Ситуационные задачи по акушерству 1-9


Оглавление
Ситуационные задачи по акушерству 1-9
Ситуационная задача по акушерству 10-19
Ситуационная задача по акушерству 20-29
Ситуационная задача по акушерству 30-39
Ситуационная задача по акушерству 40-45

Ситуационная задача по акушерству 1Ситуационные задачи по акушерству с ответами

Роженица Н., 29 лет, переведена в клинику из районного родильного дома по поводу затянувшихся (до 23 ч) срочных родов. Воды излились 2 ч назад при почти полном раскрытии маточного зева, после чего сразу начались слабые, непродолжительные, малопродуктивные потуги. Продвижение головы замедлилось, потуги стали еще слабее. Данные анамнеза: в детстве перенесла корь и скарлатину, будучи взрослой ничем не болела. Условия труда и быта удовлетворительные. Менструация с 13 лет, умеренная, безболезненная, продолжительностью 3-4 дня через 28 дней. Замужем с 23 лет, муж здоров.

Беременность четвертая. Первая на втором году замужества закончилась срочными родами живого плода массой 3500 г, вторая — медицинским абортом без осложнений, третья — 3 года назад срочными родами, продолжающимися, со слов роженицы, более суток, во время которых родился живой мальчик массой 3900 г. Начиная с 12 недель настоящей беременности находилась под наблюдением в женской консультации. Беременность протекала без осложнений. Прошла физио-, психопрофилактическую подготовку к родам.

Объективно: состояние роженицы при поступлении удовлетворительное. Температура тела — 36,6 °С. Рост-162 см, масса тела — 79 кг. Телосложение правильное. Кожа и видимая слизистая оболочка нормальной окраски. Отеков нет. Пульс-78 в 1 мин, правильный, АД -120/80- 125/80 мм рт. ст. Со стороны внутренних органов патологии не обнаружено. Окружность живота-114 см, высота стояния дна матки над лобком- 36 см.

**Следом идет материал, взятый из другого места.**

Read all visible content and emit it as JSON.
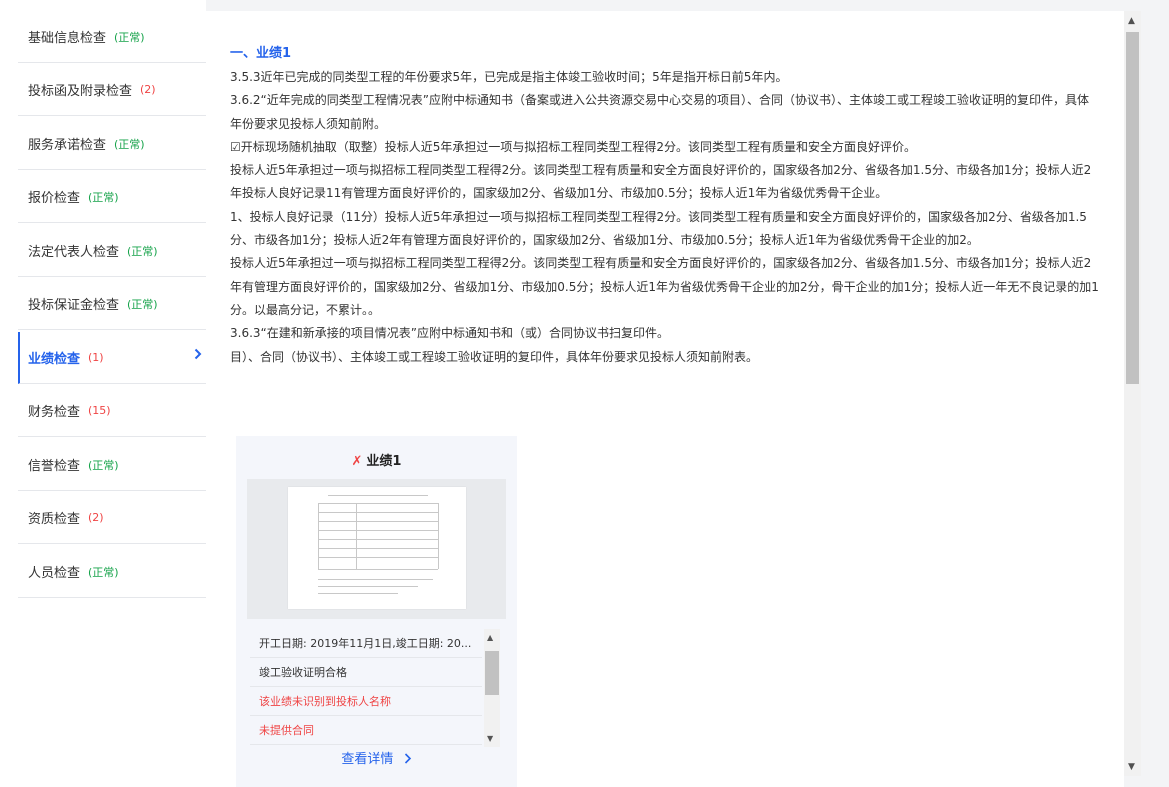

Матка овоидной формы. Размеры таза: 26-29-32-21 см. Положение плода продольное, спина — слева, мелкие части плода- справа. Предлежащая часть — голова, большим сегментом во входе в малый таз. Сердцебиение плода 140 уд./мин, ясное, ритмичное, слева ниже пупка. Ориентировочная масса плода- 4100 г. Потуги короткие, слабые, не эффективные. Роженица утомлена, беспокойна, мочится самостоятельно. Моча прозрачная, соломенно-желтого цвета. Индекс Соловьева — 15 см; лобковый угол — 100°; размеры выхода таза: поперечный — 11,5 см, прямой — 10,5 см; крестцовый ромб имеет правильную форму, продольный размер — 11 см, поперечный- 10 см: прямой размер головы — 12 см; длина полуовала плода, измеренная тазомером, равна 26 см (ориентировочная длина плода — 52-54 см); размер Цангемейстера — 21 см; признак Генкеля — Вастена сомнительный.

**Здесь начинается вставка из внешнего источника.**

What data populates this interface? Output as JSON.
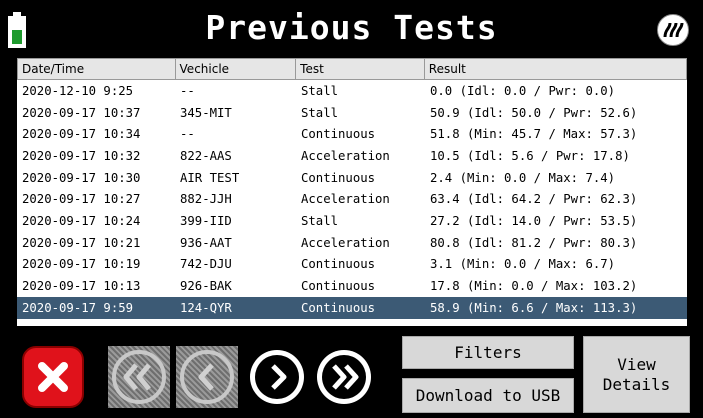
{
  "header": {
    "title": "Previous Tests",
    "battery_icon": "battery-icon",
    "heat_icon": "heat-icon"
  },
  "table": {
    "columns": [
      "Date/Time",
      "Vechicle",
      "Test",
      "Result"
    ],
    "rows": [
      {
        "date": "2020-12-10 9:25",
        "vehicle": "--",
        "test": "Stall",
        "result": "0.0 (Idl: 0.0 / Pwr: 0.0)"
      },
      {
        "date": "2020-09-17 10:37",
        "vehicle": "345-MIT",
        "test": "Stall",
        "result": "50.9 (Idl: 50.0 / Pwr: 52.6)"
      },
      {
        "date": "2020-09-17 10:34",
        "vehicle": "--",
        "test": "Continuous",
        "result": "51.8 (Min: 45.7 / Max: 57.3)"
      },
      {
        "date": "2020-09-17 10:32",
        "vehicle": "822-AAS",
        "test": "Acceleration",
        "result": "10.5 (Idl: 5.6 / Pwr: 17.8)"
      },
      {
        "date": "2020-09-17 10:30",
        "vehicle": "AIR TEST",
        "test": "Continuous",
        "result": "2.4 (Min: 0.0 / Max: 7.4)"
      },
      {
        "date": "2020-09-17 10:27",
        "vehicle": "882-JJH",
        "test": "Acceleration",
        "result": "63.4 (Idl: 64.2 / Pwr: 62.3)"
      },
      {
        "date": "2020-09-17 10:24",
        "vehicle": "399-IID",
        "test": "Stall",
        "result": "27.2 (Idl: 14.0 / Pwr: 53.5)"
      },
      {
        "date": "2020-09-17 10:21",
        "vehicle": "936-AAT",
        "test": "Acceleration",
        "result": "80.8 (Idl: 81.2 / Pwr: 80.3)"
      },
      {
        "date": "2020-09-17 10:19",
        "vehicle": "742-DJU",
        "test": "Continuous",
        "result": "3.1 (Min: 0.0 / Max: 6.7)"
      },
      {
        "date": "2020-09-17 10:13",
        "vehicle": "926-BAK",
        "test": "Continuous",
        "result": "17.8 (Min: 0.0 / Max: 103.2)"
      },
      {
        "date": "2020-09-17 9:59",
        "vehicle": "124-QYR",
        "test": "Continuous",
        "result": "58.9 (Min: 6.6 / Max: 113.3)",
        "selected": true
      }
    ]
  },
  "buttons": {
    "close_icon": "close-icon",
    "first_icon": "double-chevron-left-icon",
    "prev_icon": "chevron-left-icon",
    "next_icon": "chevron-right-icon",
    "last_icon": "double-chevron-right-icon",
    "filters": "Filters",
    "download": "Download to USB",
    "view_details_line1": "View",
    "view_details_line2": "Details"
  },
  "colors": {
    "selected_row": "#3c5a75",
    "close": "#e0121b",
    "battery": "#1f9a2e"
  }
}
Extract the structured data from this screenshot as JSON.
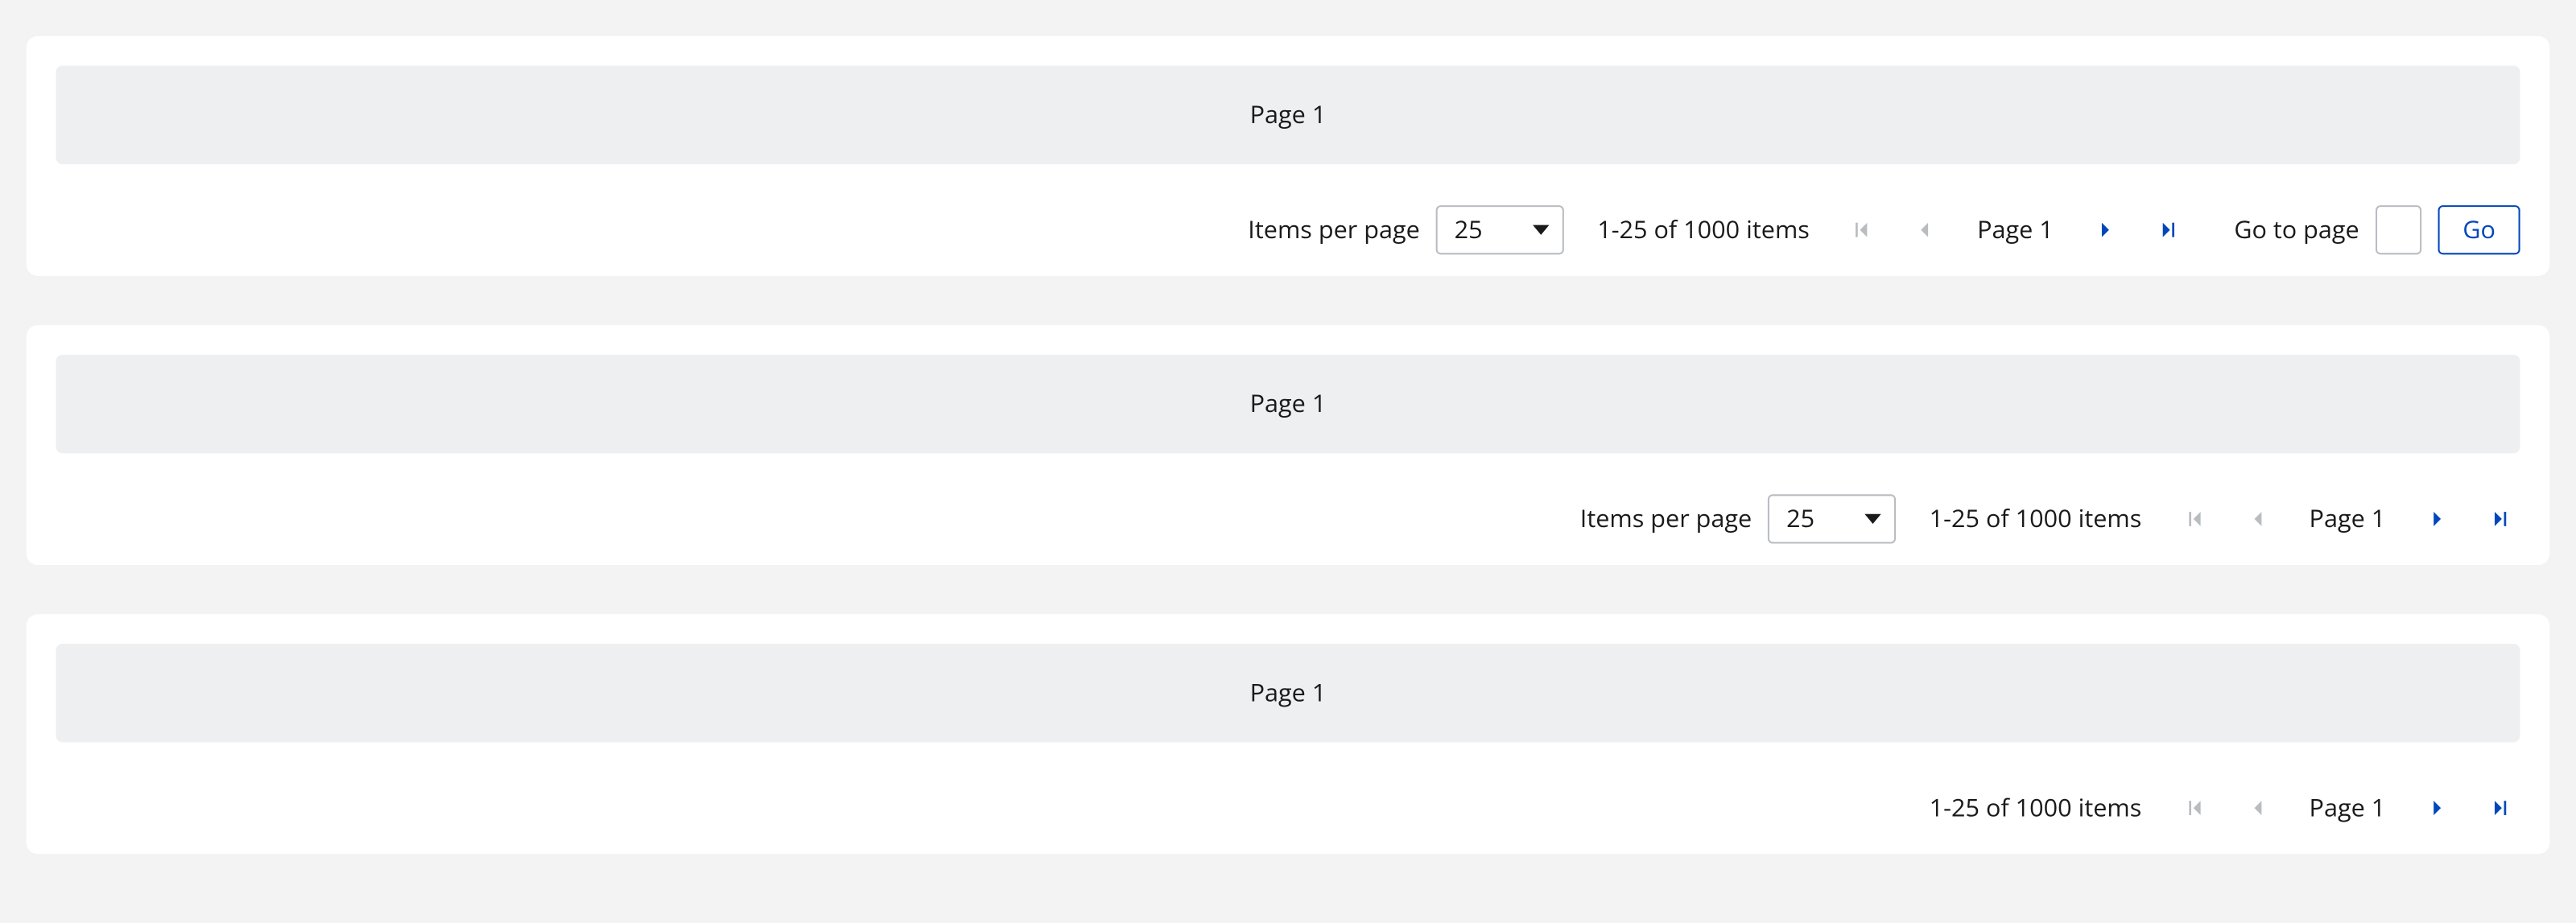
{
  "pager1": {
    "placeholder": "Page 1",
    "items_per_page_label": "Items per page",
    "items_per_page_value": "25",
    "summary": "1-25 of 1000 items",
    "page_label": "Page 1",
    "goto_label": "Go to page",
    "go_button": "Go"
  },
  "pager2": {
    "placeholder": "Page 1",
    "items_per_page_label": "Items per page",
    "items_per_page_value": "25",
    "summary": "1-25 of 1000 items",
    "page_label": "Page 1"
  },
  "pager3": {
    "placeholder": "Page 1",
    "summary": "1-25 of 1000 items",
    "page_label": "Page 1"
  }
}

Данные влагалищного исследования: наружные половые органы развиты правильно. Влагалище рожавшей женщины, шейка матки сглажена, открытие маточного зева полное. Плодного пузыря нет. Голова плода большим сегментом стоит во входе в малый таз, стреловидный шов в поперечном размере входа. Стреловидный шов слегка отклонен к мысу крестца, немного ниже опущена правая теменная кость, на которой определяется небольшая родовая опухоль. Емкость таза хорошая. Экзостозов нет. Показатели крови и мочи без патологических отклонений.

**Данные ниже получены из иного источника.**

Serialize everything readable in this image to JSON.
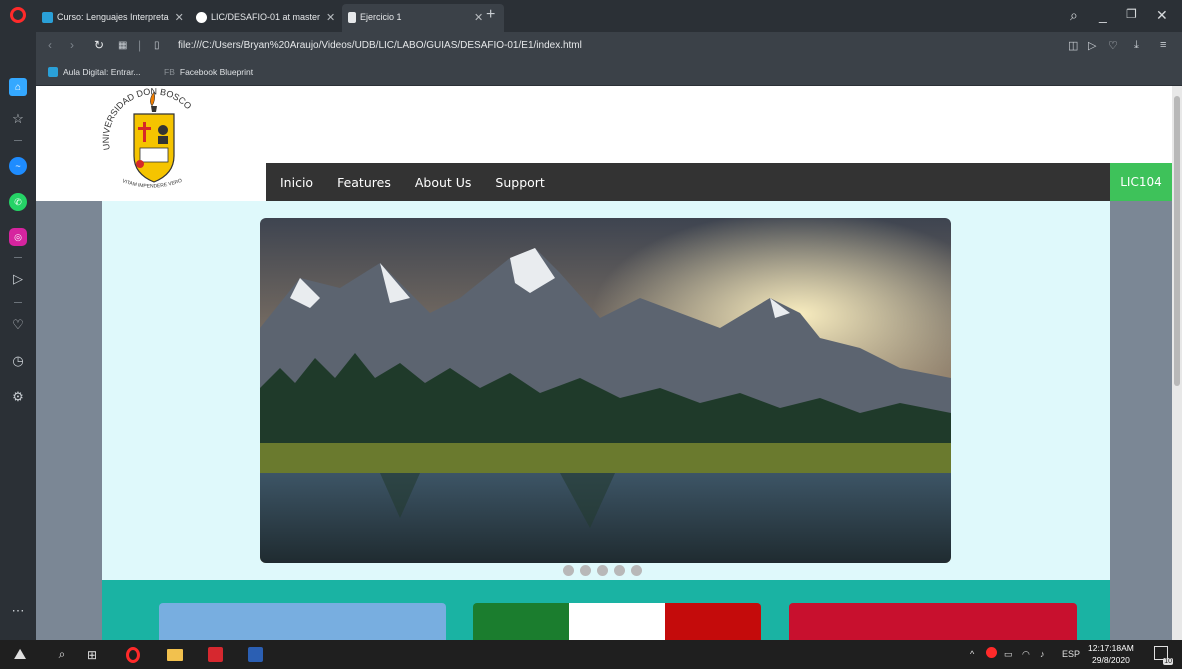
{
  "browser": {
    "tabs": [
      {
        "label": "Curso: Lenguajes Interpreta",
        "active": false
      },
      {
        "label": "LIC/DESAFIO-01 at master",
        "active": false
      },
      {
        "label": "Ejercicio 1",
        "active": true
      }
    ],
    "new_tab_symbol": "+",
    "url": "file:///C:/Users/Bryan%20Araujo/Videos/UDB/LIC/LABO/GUIAS/DESAFIO-01/E1/index.html",
    "bookmarks": [
      {
        "label": "Aula Digital: Entrar..."
      },
      {
        "label": "Facebook Blueprint",
        "prefix": "FB"
      }
    ],
    "accent": "#ff2a2a"
  },
  "page": {
    "logo": {
      "arc_text": "UNIVERSIDAD DON BOSCO",
      "motto": "VITAM IMPENDERE VERO",
      "colors": {
        "shield": "#f5c400",
        "accent": "#d62828"
      }
    },
    "nav": {
      "items": [
        "Inicio",
        "Features",
        "About Us",
        "Support"
      ],
      "badge": "LIC104"
    },
    "colors": {
      "navbar": "#333333",
      "badge": "#3ec25a",
      "content_bg": "#dff9fb",
      "side_bg": "#7b8795",
      "teal_band": "#1ab3a3"
    },
    "carousel": {
      "image": "mountain-lake-landscape",
      "slide_count": 5,
      "active_slide": 1
    },
    "cards": [
      {
        "name": "blue",
        "color": "#78aee0"
      },
      {
        "name": "flag",
        "colors": [
          "#1b7d2e",
          "#ffffff",
          "#c40b0b"
        ]
      },
      {
        "name": "red",
        "color": "#c8102e"
      }
    ]
  },
  "taskbar": {
    "language": "ESP",
    "time": "12:17:18AM",
    "date": "29/8/2020",
    "notifications": "10"
  }
}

Задание к ситуационной задаче по акушерству

  1. Диагноз.
  2. Клинические признаки, подтверждающие диагноз.
  3. Значение размера Цангемейстера и признака Генкеля-Вастена. Какие нужны условия для их определения? Значение этих симптомов для прогноза родов Н.
  4. Клинически и анатомически узкий таз,
  5. План дальнейшего ведения этих родов.

Эталон ответа к ситуационной задаче по акушерству

1. Беременность 4, 3 срочные роды. Крупный плод. Асинклитическое вставление головы (передний асинклитизм). Клинически (функционально) узкий таз. Вторичная слабость родовой деятельности.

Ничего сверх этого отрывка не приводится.